今月9日、米国は日本を含む60の国や地域を対象に、いわゆる「トランプ関税(相互関税)」を発動しました。

日本に対しては24%の関税を課すとしていますが、むろん対象にならない品目もあります。

ホワイトハウスが発表したファクトシートによれば、既に25%の関税が発動されている自動車のほか、やはり既に25%の関税が課されている鉄鋼製品やアルミニウム、それに加えて今後発動されるであろう自動車部品、銅、医薬品、半導体、木材、金や銀などの地金、アメリカ国内では入手できないエネルギーや鉱物などは相互関税の対象にはしないという。

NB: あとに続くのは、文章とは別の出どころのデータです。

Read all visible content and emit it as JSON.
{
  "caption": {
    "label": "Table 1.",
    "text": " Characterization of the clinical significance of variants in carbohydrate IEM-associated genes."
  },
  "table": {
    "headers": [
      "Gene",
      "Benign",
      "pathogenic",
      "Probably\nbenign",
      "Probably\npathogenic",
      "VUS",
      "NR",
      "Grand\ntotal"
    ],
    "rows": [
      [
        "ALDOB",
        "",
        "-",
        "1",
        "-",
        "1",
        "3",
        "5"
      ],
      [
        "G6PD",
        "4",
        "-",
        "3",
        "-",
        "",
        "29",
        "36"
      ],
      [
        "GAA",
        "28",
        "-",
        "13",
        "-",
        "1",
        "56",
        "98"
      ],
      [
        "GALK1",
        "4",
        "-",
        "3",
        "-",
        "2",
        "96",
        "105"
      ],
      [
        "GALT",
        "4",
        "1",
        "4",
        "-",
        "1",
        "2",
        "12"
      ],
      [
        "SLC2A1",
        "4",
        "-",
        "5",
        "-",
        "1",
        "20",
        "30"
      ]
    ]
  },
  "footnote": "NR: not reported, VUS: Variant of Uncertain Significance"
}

これらの条件を示した上でトランプ政権は、「90日間は措置を停止してやるから、そのかわり貢物を持って交渉に来い」と言っています。

それを受けて今週、2回目となる日米の閣僚交渉が行われる予定です。

交渉にあたり赤澤経済再生相は「米国経済にとって日本からの投資促進はメリットがある…」などと説明しているらしいのですが、むろんそれだけでトランプ政権を納得させることは不可能でしょう。

といって、米国産コメ輸入の拡大とかを差し出すのは止めてほしい。

最も効果的な貢物は、何と言っても消費税の廃止(もしくは減税)です。

なにせトランプ大統領自身が「日本の消費税は輸出補助金であり非関税障壁だ」と言ってくれているのですから、「わかりました。直ちに非関税障壁である消費税を廃止(もしくは減税)させて頂きます」と応じればいい。

むろん、消費税を廃止したところで、デカくて、左ハンドルで、燃費が悪くて、ディーラー網すら整備されていない米国の自動車が日本国内で売れることなどあり得ないでしょうが、日本の消費者には大きなメリットです。

日本国内で損をするのは、消費税の還付金(輸出戻し税=輸出補助金)を失ってしまう輸出産業ぐらいです。

消費税が廃止されると政府は28兆円の税収を失いますが、そもそも政府の赤字は国民の黒字なので一向に構わない。

もしも消費税が廃止(もしくは減税)になれば、多くの国内事業者は販売価格を引き下げることになり、仮に価格を据え置く事業者がいたとしても、それはそのまま事業者にとって非課税利益になります。

なので、仕入先に対しても「少し価格を上げていいですよ」という事業者も現れるでしょうから、その場合は仕入先もまた得をします。

このように消費税の廃止(もしくは減税)は、国内の事業者に対して「誰に得させるか」の選択肢を与えることになります。

そして何より、輸出戻し税が無くなる、もしくは削減されることで輸入相手国(米国様)が得をします。

これほどのWin-Win(ウィンウィン)な貢物はない。

立憲民主党以外の野党は全て消費税減税に賛成していますので、例え少数与党であっても自民党さえその気になれば消費税減税は十分に実現可能です。